Perkembangan Hukum di Texas
Pada 30 April 2026, Departemen Kehakiman (DOJ) mengajukan petisi untuk menegakkan subpoena tersebut di pengadilan distrik NDTX. Pada hari yang sama, Ketua Hakim Reed O'Connor mengabulkan petisi pemerintah dan memerintahkan Rumah Sakit Rhode Island untuk menyerahkan seluruh catatan terkait dalam waktu 14 hari.
Pada 6 Mei 2026, Rumah Sakit Rhode Island mengajukan pemberitahuan banding ke Pengadilan Sirkuit Kelima Amerika Serikat (Fifth Circuit) dan sehari setelahnya mengajukan mosi darurat untuk menunda eksekusi. Rumah sakit berargumen bahwa pengadilan NDTX bukanlah tempat yang tepat (venue) untuk menangani kasus ini. Pemerintah, di sisi lain, menyatakan bahwa venue tersebut sah karena investigasi aktif sedang berlangsung di wilayah tersebut.

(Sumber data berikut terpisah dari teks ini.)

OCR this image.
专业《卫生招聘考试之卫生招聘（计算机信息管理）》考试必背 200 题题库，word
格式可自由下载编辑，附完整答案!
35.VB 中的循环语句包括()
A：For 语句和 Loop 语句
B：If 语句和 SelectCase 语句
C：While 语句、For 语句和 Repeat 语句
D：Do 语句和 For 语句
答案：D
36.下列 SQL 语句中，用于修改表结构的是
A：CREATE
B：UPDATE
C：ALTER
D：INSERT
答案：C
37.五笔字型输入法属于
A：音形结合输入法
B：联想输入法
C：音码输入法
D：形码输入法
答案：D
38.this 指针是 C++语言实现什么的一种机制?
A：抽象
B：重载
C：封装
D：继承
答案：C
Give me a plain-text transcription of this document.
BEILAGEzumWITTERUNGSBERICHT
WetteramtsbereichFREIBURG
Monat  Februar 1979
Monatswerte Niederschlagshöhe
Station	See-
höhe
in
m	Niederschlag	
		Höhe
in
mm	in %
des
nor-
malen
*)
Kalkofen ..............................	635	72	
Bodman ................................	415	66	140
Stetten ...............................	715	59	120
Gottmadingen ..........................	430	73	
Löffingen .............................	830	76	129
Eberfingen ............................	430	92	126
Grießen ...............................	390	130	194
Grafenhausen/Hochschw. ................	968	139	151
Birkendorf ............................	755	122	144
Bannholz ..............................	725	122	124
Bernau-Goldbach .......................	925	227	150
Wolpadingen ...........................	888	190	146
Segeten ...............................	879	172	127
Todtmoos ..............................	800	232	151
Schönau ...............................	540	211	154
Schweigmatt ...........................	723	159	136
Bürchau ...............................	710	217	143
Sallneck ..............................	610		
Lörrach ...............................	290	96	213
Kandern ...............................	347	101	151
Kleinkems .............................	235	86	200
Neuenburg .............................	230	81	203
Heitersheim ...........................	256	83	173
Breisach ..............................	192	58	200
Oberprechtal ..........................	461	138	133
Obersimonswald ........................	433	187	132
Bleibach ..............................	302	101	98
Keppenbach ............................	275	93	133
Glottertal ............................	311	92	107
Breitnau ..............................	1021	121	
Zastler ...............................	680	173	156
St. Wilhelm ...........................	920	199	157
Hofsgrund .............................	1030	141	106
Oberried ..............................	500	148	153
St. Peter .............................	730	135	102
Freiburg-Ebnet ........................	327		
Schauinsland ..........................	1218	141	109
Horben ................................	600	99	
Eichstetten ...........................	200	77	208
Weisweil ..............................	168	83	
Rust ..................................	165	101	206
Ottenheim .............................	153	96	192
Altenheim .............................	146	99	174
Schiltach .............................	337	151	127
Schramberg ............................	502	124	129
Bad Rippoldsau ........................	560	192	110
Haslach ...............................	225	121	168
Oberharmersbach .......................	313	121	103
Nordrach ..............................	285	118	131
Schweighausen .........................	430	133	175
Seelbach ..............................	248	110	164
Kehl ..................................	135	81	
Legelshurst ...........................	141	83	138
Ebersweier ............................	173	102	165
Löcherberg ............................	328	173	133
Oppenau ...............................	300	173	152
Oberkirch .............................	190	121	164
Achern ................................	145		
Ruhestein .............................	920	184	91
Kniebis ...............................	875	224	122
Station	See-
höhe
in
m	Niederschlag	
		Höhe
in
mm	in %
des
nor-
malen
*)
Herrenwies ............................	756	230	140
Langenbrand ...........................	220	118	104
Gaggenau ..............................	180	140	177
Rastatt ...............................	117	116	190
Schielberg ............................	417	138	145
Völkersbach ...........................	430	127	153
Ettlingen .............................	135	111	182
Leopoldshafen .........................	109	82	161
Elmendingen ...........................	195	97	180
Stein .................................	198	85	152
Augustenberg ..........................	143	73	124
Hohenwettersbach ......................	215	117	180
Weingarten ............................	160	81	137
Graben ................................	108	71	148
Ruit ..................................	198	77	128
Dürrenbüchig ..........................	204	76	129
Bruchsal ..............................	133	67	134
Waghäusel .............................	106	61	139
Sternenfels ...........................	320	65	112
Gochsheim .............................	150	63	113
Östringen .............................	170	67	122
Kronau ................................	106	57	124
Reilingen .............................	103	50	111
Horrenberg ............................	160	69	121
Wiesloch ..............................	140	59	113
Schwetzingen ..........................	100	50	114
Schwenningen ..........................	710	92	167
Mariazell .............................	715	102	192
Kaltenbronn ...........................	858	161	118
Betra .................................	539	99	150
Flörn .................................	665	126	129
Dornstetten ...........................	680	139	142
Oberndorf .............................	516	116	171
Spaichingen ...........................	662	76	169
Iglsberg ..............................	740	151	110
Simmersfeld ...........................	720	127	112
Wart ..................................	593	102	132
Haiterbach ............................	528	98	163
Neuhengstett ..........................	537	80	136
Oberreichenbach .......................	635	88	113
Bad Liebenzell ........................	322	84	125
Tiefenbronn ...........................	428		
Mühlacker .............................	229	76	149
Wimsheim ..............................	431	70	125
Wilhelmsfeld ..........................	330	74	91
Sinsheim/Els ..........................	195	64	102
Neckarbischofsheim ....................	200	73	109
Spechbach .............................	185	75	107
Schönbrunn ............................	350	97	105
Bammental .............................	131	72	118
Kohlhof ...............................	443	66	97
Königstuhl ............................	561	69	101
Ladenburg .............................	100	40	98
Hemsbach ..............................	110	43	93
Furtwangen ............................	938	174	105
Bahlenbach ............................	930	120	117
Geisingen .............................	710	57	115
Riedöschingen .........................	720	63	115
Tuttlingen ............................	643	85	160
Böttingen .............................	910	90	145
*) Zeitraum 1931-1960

Pada 12 Mei 2026, Hakim O'Connor menolak mosi darurat untuk penundaan. Beliau menegaskan bahwa venue pengadilan NDTX adalah tempat yang tepat berdasarkan Pasal 18 KUHAS Amerika Serikat bagian 3486(c), yang mengizinkan penegakan subpoena administratif di pengadilan mana pun dalam yurisdiksi investigasi dilakukan atau tempat pihak yang disubpoena berdomisili.
Menurut pernyataan dari Direktur Cabang Penegakan dan Litigasi Aksi Afirmatif, terdapat kontrol operasional dan pengambilan keputusan yang signifikan atas investigasi ini yang dilakukan oleh Kantor Jaksa A.S. di Distrik Utara Texas. Selain itu, beberapa subjek dan calon target investigasi juga berlokasi di wilayah tersebut. Dengan demikian, investigasi ini memang sedang berlangsung di Distrik Utara Texas, dan petisi penegakan subpoena pemerintah diajukan dengan tepat di pengadilan ini.
Hakim O'Connor juga menekankan bahwa Rumah Sakit Rhode Island gagal menunjukkan kemungkinan keberhasilan dalam tantangan venue yang diajukannya. Pemerintah juga telah menyampaikan informasi ex parte kepada pengadilan yang mendukung keputusan untuk menegakkan subpoena di NDTX. Informasi tersebut dirahasiakan karena sifatnya yang sensitif.
Perkembangan Paralel di Rhode Island
Sementara itu, di sisi lain negara, perkembangan serupa juga terjadi. Pada 4 Mei 2026—sebelum Rumah Sakit Rhode Island mengajukan mosi darurat ke Hakim O'Connor—Child Advocate Negara Bagian Rhode Island (sebuah organisasi nirlaba) mengajukan mosi darurat di Distrik Rhode Island. Mosi tersebut terkait dengan penggunaan obat-obatan off-label untuk anak-anak dengan disforia gender di fasilitas kesehatan setempat.
Kasus ini menunjukkan ketegangan yang semakin meningkat antara pihak yang mendukung penggunaan obat-obatan off-label untuk penanganan disforia gender pada anak-anak dan pihak yang mempertanyakan keamanan serta efektivitasnya. Sengketa hukum ini diperkirakan akan terus berkembang, baik di tingkat banding maupun melalui jalur hukum lainnya.